That morning I unearthed a box filled with flakery reminiscent of friable asbestos in the basement or my collection of desiccated horseshoe crab carapaces.The box was labeled WW2 and was in fact filled with brittle rolls of film, mouse-nibbled packages of negatives, and dozens of envelopes containing black and white photos taken by my father in Japan, right after the end of the war in 1945. There were pictures of Japanese tombs, Japanese tunnels, destroyed Japanese warplanes, and what appear to be picnics in the countryside. There were multiple photographs of Miss California, flanked by smiling soldiers.
It was a good thing to find before taking my mother to visit the neurologist. It was pure chance, or maybe just a respite from the cosmos, that the neurologist we visited was from Lebanon and my mother grew up in Egypt, and if nothing else, she recalls Egypt well; and in her mind, Beirut is still the Paris of the Middle East. So the doctor’s name was familiar and reassuring. So reassuring, perhaps, that my mother did not register or hear and acknowledge the diagnosis, so reassuring that she had no reason to recollect the discovery of Alois A. more than a century ago of the neurofibrillary tangles causing us so much dismay; but I did: I heard, I registered and recalled.
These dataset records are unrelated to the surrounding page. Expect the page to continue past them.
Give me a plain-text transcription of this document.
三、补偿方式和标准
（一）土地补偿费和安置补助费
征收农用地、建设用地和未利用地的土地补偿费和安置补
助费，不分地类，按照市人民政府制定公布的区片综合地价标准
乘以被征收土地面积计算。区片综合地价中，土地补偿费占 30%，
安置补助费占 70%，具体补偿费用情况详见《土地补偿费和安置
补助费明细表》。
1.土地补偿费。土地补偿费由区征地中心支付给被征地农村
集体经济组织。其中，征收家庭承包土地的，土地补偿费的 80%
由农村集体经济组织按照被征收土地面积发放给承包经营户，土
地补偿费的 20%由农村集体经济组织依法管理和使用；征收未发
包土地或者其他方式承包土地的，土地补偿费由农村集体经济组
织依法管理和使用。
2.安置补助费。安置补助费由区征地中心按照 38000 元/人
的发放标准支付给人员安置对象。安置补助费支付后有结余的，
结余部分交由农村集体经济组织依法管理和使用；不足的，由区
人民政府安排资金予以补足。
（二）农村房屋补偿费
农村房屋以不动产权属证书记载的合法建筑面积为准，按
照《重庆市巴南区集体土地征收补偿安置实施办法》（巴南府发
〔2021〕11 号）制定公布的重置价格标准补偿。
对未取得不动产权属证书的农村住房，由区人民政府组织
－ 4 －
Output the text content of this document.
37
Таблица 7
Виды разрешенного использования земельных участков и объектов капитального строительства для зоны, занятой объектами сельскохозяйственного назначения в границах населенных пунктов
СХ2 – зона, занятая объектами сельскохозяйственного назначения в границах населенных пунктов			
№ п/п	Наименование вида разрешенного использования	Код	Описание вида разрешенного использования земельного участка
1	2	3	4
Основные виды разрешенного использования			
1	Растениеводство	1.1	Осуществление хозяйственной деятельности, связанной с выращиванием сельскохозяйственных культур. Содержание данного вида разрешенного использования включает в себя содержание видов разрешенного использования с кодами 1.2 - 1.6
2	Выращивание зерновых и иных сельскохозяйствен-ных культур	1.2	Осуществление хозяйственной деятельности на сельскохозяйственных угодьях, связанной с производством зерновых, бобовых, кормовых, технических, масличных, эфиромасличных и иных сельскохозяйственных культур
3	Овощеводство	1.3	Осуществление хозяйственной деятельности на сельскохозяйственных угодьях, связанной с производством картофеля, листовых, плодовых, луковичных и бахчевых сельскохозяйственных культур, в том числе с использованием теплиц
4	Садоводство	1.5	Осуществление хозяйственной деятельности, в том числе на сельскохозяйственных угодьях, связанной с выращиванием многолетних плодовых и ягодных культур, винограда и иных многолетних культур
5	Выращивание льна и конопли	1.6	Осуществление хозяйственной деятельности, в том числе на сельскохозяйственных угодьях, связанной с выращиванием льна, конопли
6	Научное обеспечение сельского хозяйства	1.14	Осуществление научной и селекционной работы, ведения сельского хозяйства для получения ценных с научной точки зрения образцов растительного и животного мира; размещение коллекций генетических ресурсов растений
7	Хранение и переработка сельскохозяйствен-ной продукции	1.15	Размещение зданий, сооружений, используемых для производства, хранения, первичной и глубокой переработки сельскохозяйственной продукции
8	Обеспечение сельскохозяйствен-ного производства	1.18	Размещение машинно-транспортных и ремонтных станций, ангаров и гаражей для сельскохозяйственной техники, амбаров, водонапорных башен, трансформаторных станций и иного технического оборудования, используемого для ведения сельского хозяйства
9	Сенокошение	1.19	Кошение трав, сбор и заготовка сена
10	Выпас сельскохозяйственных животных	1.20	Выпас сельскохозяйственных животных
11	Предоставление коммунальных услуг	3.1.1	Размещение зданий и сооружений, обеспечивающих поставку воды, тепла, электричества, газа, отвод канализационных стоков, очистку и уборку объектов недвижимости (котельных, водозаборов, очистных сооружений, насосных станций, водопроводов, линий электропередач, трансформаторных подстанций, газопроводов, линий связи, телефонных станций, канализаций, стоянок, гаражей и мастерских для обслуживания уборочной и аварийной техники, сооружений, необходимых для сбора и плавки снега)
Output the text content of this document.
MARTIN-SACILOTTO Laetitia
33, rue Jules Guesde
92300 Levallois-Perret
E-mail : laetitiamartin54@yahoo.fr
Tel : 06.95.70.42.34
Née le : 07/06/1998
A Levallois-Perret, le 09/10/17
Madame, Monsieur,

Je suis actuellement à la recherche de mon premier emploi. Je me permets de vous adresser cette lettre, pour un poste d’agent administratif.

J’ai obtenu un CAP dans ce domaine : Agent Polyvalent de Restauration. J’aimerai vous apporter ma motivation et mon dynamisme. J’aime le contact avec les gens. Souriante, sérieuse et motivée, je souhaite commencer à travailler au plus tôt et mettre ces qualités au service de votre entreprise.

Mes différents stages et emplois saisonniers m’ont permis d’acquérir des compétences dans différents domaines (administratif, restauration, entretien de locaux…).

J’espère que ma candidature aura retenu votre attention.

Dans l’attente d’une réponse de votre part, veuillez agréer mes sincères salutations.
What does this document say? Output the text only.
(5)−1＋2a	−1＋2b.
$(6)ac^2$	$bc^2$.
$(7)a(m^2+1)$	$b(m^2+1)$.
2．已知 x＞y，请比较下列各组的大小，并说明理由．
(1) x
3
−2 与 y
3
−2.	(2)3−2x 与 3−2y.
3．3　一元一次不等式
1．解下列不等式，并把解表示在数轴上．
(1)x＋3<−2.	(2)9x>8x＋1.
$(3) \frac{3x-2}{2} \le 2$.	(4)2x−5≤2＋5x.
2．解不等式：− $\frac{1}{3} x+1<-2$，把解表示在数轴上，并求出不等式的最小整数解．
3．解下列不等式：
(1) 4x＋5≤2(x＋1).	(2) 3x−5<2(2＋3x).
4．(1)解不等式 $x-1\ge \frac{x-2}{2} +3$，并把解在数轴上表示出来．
I have never been to the Paris of the Middle East.
Back home we sat at the kitchen table and rifled through the box of old pictures. We did not discuss the diagnosis or anything at all about the visit to the neurologist. From handling the old photographs, we had to wash our hands frequently. Or I did. (I am only slightly paranoid about hanta virus and its variants.)
My father signed up during his sophomore year at Harvard, and he was sent to the Navy’s Intensive language school in Colorado to learn Japanese and Korean. (Good call: he was already fluent in French and German, as well as his native Esperanto.) Later he was selected into the Naval Intelligence Service and sent to Hawaii where he translated intercepted Japanese messages. Later, he assisted Admiral Jerauld Wright at the surrender of the Japanese Navy in Korea. . We don’t know anything else he did in the war. He never spoke of it - as in never, or only slightly more than he spoke of his mother, about whom he never spoke voluntarily - until the last five years of his life, by which time he had suffered a stroke and his older memories became the most vivid for him. He was stationed in Japan when the war was over, and stayed on to debrief Japanese soldiers and assess the situation. The war was now over, so he was finally allowed to take photographs; he took lots and sent them back to Hingham to be processed. Sixty years later, he still had his prescriptions filled at the same pharmacy.
Here are some Japanese planes. I wonder if even back then, Dad was wondering how the scrap metal might be profitably recycled.
Dad's caption for this reads: If a family doesn't have enough money to build a tomb they make a special thatched hut like this and put the ashes there.
On the back of the above he wrote: The Okinawa thatch is different from that in Europe or England but equally effective.
And here are the young soldiers with their beloved Miss California.
I can't begin to explain this except to marvel at Dad's observations (and knowledge of gemology?)